Upload a customer brief, even a photo of the whiteboard, and designer/critic agent pairs argue their way to a cited network design. A build agent then turns it into Containerlab, GNS3, and draw.io artifacts.
After a customer meeting, turning scribbled requirements into a defensible design doc takes days. The LLM shortcut produces confident designs with invented best practices. If a design decision can't cite a real guideline, you need to know that before the customer asks.
Multimodal intake: typed PDF, Word, or Markdown, pasted notes, or a photo of the whiteboard via a vision LLM. No separate OCR service. An extractor splits the brief into LAN, WAN, EDGE, CLOUD, and QOS sections.
An orchestrator derives a shared baseline (routing family, AS numbers, IP plan, QoS classes, security posture), then spawns one designer/critic loop per section, running in parallel. The designer must cite a ChromaDB corpus of design guidelines. Unsourceable decisions are flagged, never fabricated.
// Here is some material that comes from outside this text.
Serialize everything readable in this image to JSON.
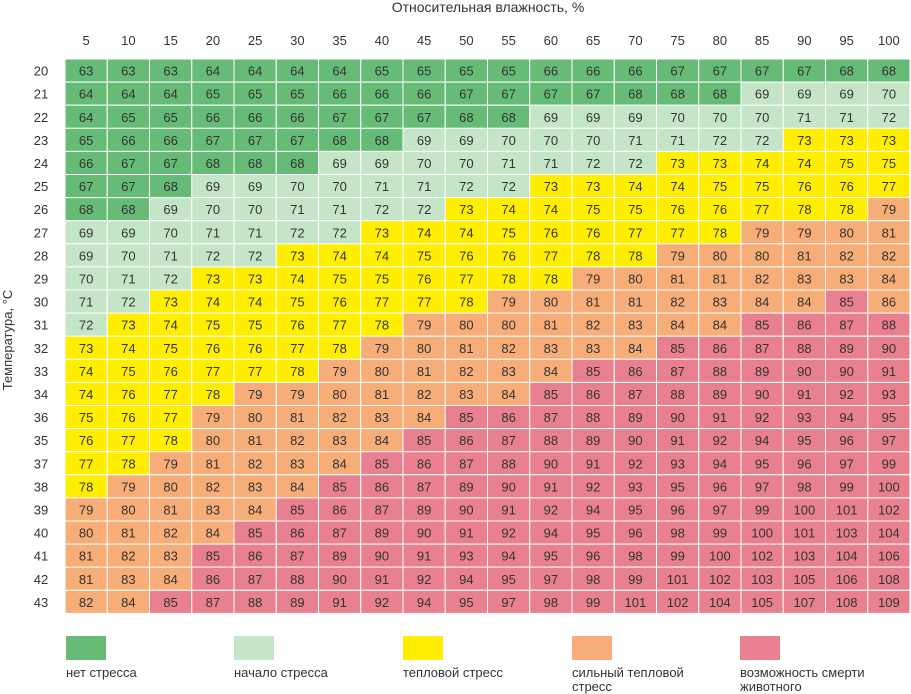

The critic independently re-queries ChromaDB to verify each citation in code, so the LLM doesn't grade its own homework, then hunts for design flaws. Strictness is user-controlled 1-5. A coherence pass catches cross-section conflicts and forces revision.
Approved sections feed a conversational build agent that decides per-turn whether to ask or build, emitting a topology spec, deterministic Cisco IOS / FRR configs, and exports as draw.io XML, Containerlab YAML, and GNS3 skeletons. Push to gear is lab-inventory-gated with a dry-run then confirm flow.
Archie is the colleague who reads the whole design guide, argues with you about it, and then builds the lab to prove the point.